I really loved this novel, the first I’ve read by Hammer and I’ll be searching for the rest.

Book Review: Clarke by Holly Throsby

This is about the mysterious disappearance of a woman. Or is it?

Set in 1991, police arrive at Barney’s rental house to dig up the backyard looking for Ginny Lawson who has been missing for six years. Next door lives Leonie who was a close friend of Ginny’s and who eagerly awaits justice for her friend. She’d never liked Ginny’s brute of a husband who has already sold up and moved away and is married to someone else in QLD. Barney and Leonie as well as a number of neighbours are keenly watching proceedings hoping for a resolution.

This novel is much more than about the disappearance of Ginny. It’s also a study of people, their relationships and central to that is loss and grief.

Alternating between Barney’s and Leonie’s point of view, Throsby gently draws out their characters revealing who these two people are. Leonie cares for four-year old Joe who keeps asking for his mother. Barney parks outside of McDonalds to glimpse his estranged son who works there. Leonie was a good friend to Ginny lamenting how the police had ignored her initial concerns about her friend’s disappearance and Ginny’s brutish husband.

Throsby goads us into making assumptions about these two characters nudging us to think one thing then slowly revealing their backstories. I did however guess the connection quite early between the two.

It’s a slow-moving story, gently threading the everyday mundane of surviving loss, dealing with grief and attempting to move on. Much like unwrapping a many layered parcel wrapped, each one makes you love and feel for the characters understanding them until we are left with nothing but hope at the end.

“Leonie rinsed her tea mug and set it on the drying rack. She went back to the table and collected Joe’s milky bowl, ‘Uptown Girl’ was coming softly out of the radio.

‘I want to see my mum.’

‘Sweetheart,’ said Leonie, holding the bowl.”

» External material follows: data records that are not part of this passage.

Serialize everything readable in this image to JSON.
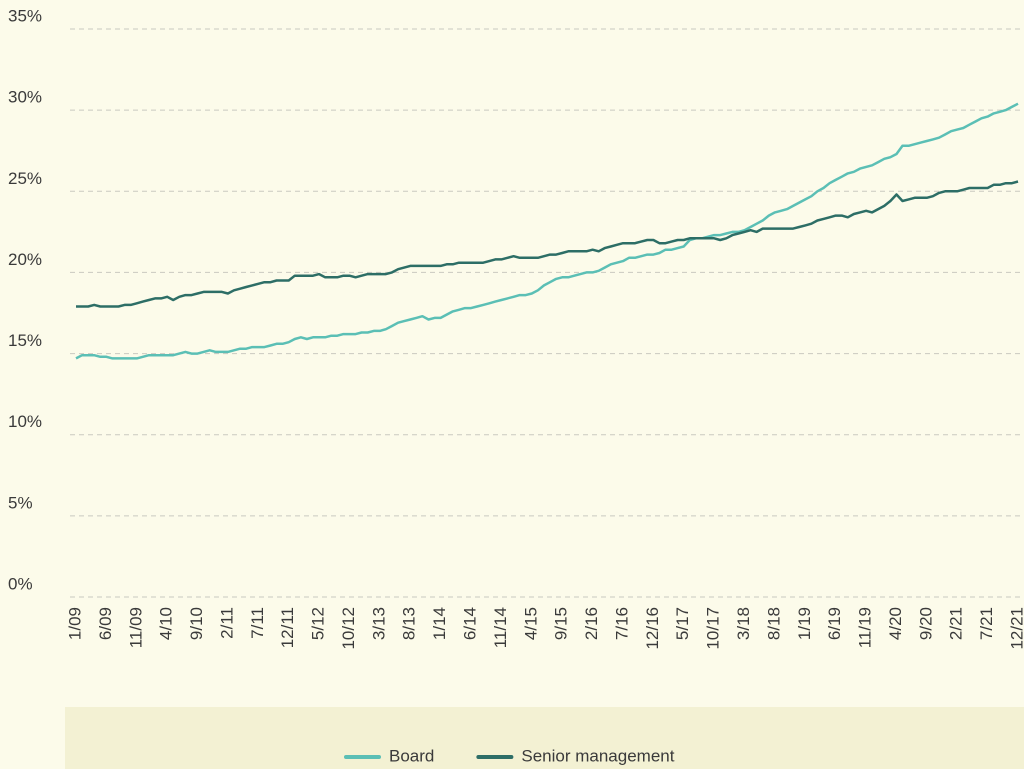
{
  "chart_data": {
    "type": "line",
    "categories": [
      "1/09",
      null,
      null,
      null,
      null,
      "6/09",
      null,
      null,
      null,
      null,
      "11/09",
      null,
      null,
      null,
      null,
      "4/10",
      null,
      null,
      null,
      null,
      "9/10",
      null,
      null,
      null,
      null,
      "2/11",
      null,
      null,
      null,
      null,
      "7/11",
      null,
      null,
      null,
      null,
      "12/11",
      null,
      null,
      null,
      null,
      "5/12",
      null,
      null,
      null,
      null,
      "10/12",
      null,
      null,
      null,
      null,
      "3/13",
      null,
      null,
      null,
      null,
      "8/13",
      null,
      null,
      null,
      null,
      "1/14",
      null,
      null,
      null,
      null,
      "6/14",
      null,
      null,
      null,
      null,
      "11/14",
      null,
      null,
      null,
      null,
      "4/15",
      null,
      null,
      null,
      null,
      "9/15",
      null,
      null,
      null,
      null,
      "2/16",
      null,
      null,
      null,
      null,
      "7/16",
      null,
      null,
      null,
      null,
      "12/16",
      null,
      null,
      null,
      null,
      "5/17",
      null,
      null,
      null,
      null,
      "10/17",
      null,
      null,
      null,
      null,
      "3/18",
      null,
      null,
      null,
      null,
      "8/18",
      null,
      null,
      null,
      null,
      "1/19",
      null,
      null,
      null,
      null,
      "6/19",
      null,
      null,
      null,
      null,
      "11/19",
      null,
      null,
      null,
      null,
      "4/20",
      null,
      null,
      null,
      null,
      "9/20",
      null,
      null,
      null,
      null,
      "2/21",
      null,
      null,
      null,
      null,
      "7/21",
      null,
      null,
      null,
      null,
      "12/21"
    ],
    "series": [
      {
        "name": "Board",
        "color": "#5bbfb5",
        "values": [
          14.7,
          14.9,
          14.9,
          14.9,
          14.8,
          14.8,
          14.7,
          14.7,
          14.7,
          14.7,
          14.7,
          14.8,
          14.9,
          14.9,
          14.9,
          14.9,
          14.9,
          15.0,
          15.1,
          15.0,
          15.0,
          15.1,
          15.2,
          15.1,
          15.1,
          15.1,
          15.2,
          15.3,
          15.3,
          15.4,
          15.4,
          15.4,
          15.5,
          15.6,
          15.6,
          15.7,
          15.9,
          16.0,
          15.9,
          16.0,
          16.0,
          16.0,
          16.1,
          16.1,
          16.2,
          16.2,
          16.2,
          16.3,
          16.3,
          16.4,
          16.4,
          16.5,
          16.7,
          16.9,
          17.0,
          17.1,
          17.2,
          17.3,
          17.1,
          17.2,
          17.2,
          17.4,
          17.6,
          17.7,
          17.8,
          17.8,
          17.9,
          18.0,
          18.1,
          18.2,
          18.3,
          18.4,
          18.5,
          18.6,
          18.6,
          18.7,
          18.9,
          19.2,
          19.4,
          19.6,
          19.7,
          19.7,
          19.8,
          19.9,
          20.0,
          20.0,
          20.1,
          20.3,
          20.5,
          20.6,
          20.7,
          20.9,
          20.9,
          21.0,
          21.1,
          21.1,
          21.2,
          21.4,
          21.4,
          21.5,
          21.6,
          22.0,
          22.1,
          22.1,
          22.2,
          22.3,
          22.3,
          22.4,
          22.5,
          22.5,
          22.6,
          22.8,
          23.0,
          23.2,
          23.5,
          23.7,
          23.8,
          23.9,
          24.1,
          24.3,
          24.5,
          24.7,
          25.0,
          25.2,
          25.5,
          25.7,
          25.9,
          26.1,
          26.2,
          26.4,
          26.5,
          26.6,
          26.8,
          27.0,
          27.1,
          27.3,
          27.8,
          27.8,
          27.9,
          28.0,
          28.1,
          28.2,
          28.3,
          28.5,
          28.7,
          28.8,
          28.9,
          29.1,
          29.3,
          29.5,
          29.6,
          29.8,
          29.9,
          30.0,
          30.2,
          30.4
        ]
      },
      {
        "name": "Senior management",
        "color": "#2d6e66",
        "values": [
          17.9,
          17.9,
          17.9,
          18.0,
          17.9,
          17.9,
          17.9,
          17.9,
          18.0,
          18.0,
          18.1,
          18.2,
          18.3,
          18.4,
          18.4,
          18.5,
          18.3,
          18.5,
          18.6,
          18.6,
          18.7,
          18.8,
          18.8,
          18.8,
          18.8,
          18.7,
          18.9,
          19.0,
          19.1,
          19.2,
          19.3,
          19.4,
          19.4,
          19.5,
          19.5,
          19.5,
          19.8,
          19.8,
          19.8,
          19.8,
          19.9,
          19.7,
          19.7,
          19.7,
          19.8,
          19.8,
          19.7,
          19.8,
          19.9,
          19.9,
          19.9,
          19.9,
          20.0,
          20.2,
          20.3,
          20.4,
          20.4,
          20.4,
          20.4,
          20.4,
          20.4,
          20.5,
          20.5,
          20.6,
          20.6,
          20.6,
          20.6,
          20.6,
          20.7,
          20.8,
          20.8,
          20.9,
          21.0,
          20.9,
          20.9,
          20.9,
          20.9,
          21.0,
          21.1,
          21.1,
          21.2,
          21.3,
          21.3,
          21.3,
          21.3,
          21.4,
          21.3,
          21.5,
          21.6,
          21.7,
          21.8,
          21.8,
          21.8,
          21.9,
          22.0,
          22.0,
          21.8,
          21.8,
          21.9,
          22.0,
          22.0,
          22.1,
          22.1,
          22.1,
          22.1,
          22.1,
          22.0,
          22.1,
          22.3,
          22.4,
          22.5,
          22.6,
          22.5,
          22.7,
          22.7,
          22.7,
          22.7,
          22.7,
          22.7,
          22.8,
          22.9,
          23.0,
          23.2,
          23.3,
          23.4,
          23.5,
          23.5,
          23.4,
          23.6,
          23.7,
          23.8,
          23.7,
          23.9,
          24.1,
          24.4,
          24.8,
          24.4,
          24.5,
          24.6,
          24.6,
          24.6,
          24.7,
          24.9,
          25.0,
          25.0,
          25.0,
          25.1,
          25.2,
          25.2,
          25.2,
          25.2,
          25.4,
          25.4,
          25.5,
          25.5,
          25.6
        ]
      }
    ],
    "ylim": [
      0,
      35
    ],
    "yticks": [
      {
        "value": 0,
        "label": "0%"
      },
      {
        "value": 5,
        "label": "5%"
      },
      {
        "value": 10,
        "label": "10%"
      },
      {
        "value": 15,
        "label": "15%"
      },
      {
        "value": 20,
        "label": "20%"
      },
      {
        "value": 25,
        "label": "25%"
      },
      {
        "value": 30,
        "label": "30%"
      },
      {
        "value": 35,
        "label": "35%"
      }
    ],
    "grid": true,
    "legend": "bottom"
  }
}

The town of Clarke, populated with 13000 people is just big enough to have all the usual amenities, even a shopping plaza, the description of which is so well portrayed that I could visualise the bleakness of the 1991 recession.

The end is very neatly tied together, perhaps a little too coincidental, but this one is an engaging read and I loved the characters more than anything else. Beautifully written, it’s a very compelling read. Pick this one up when you can.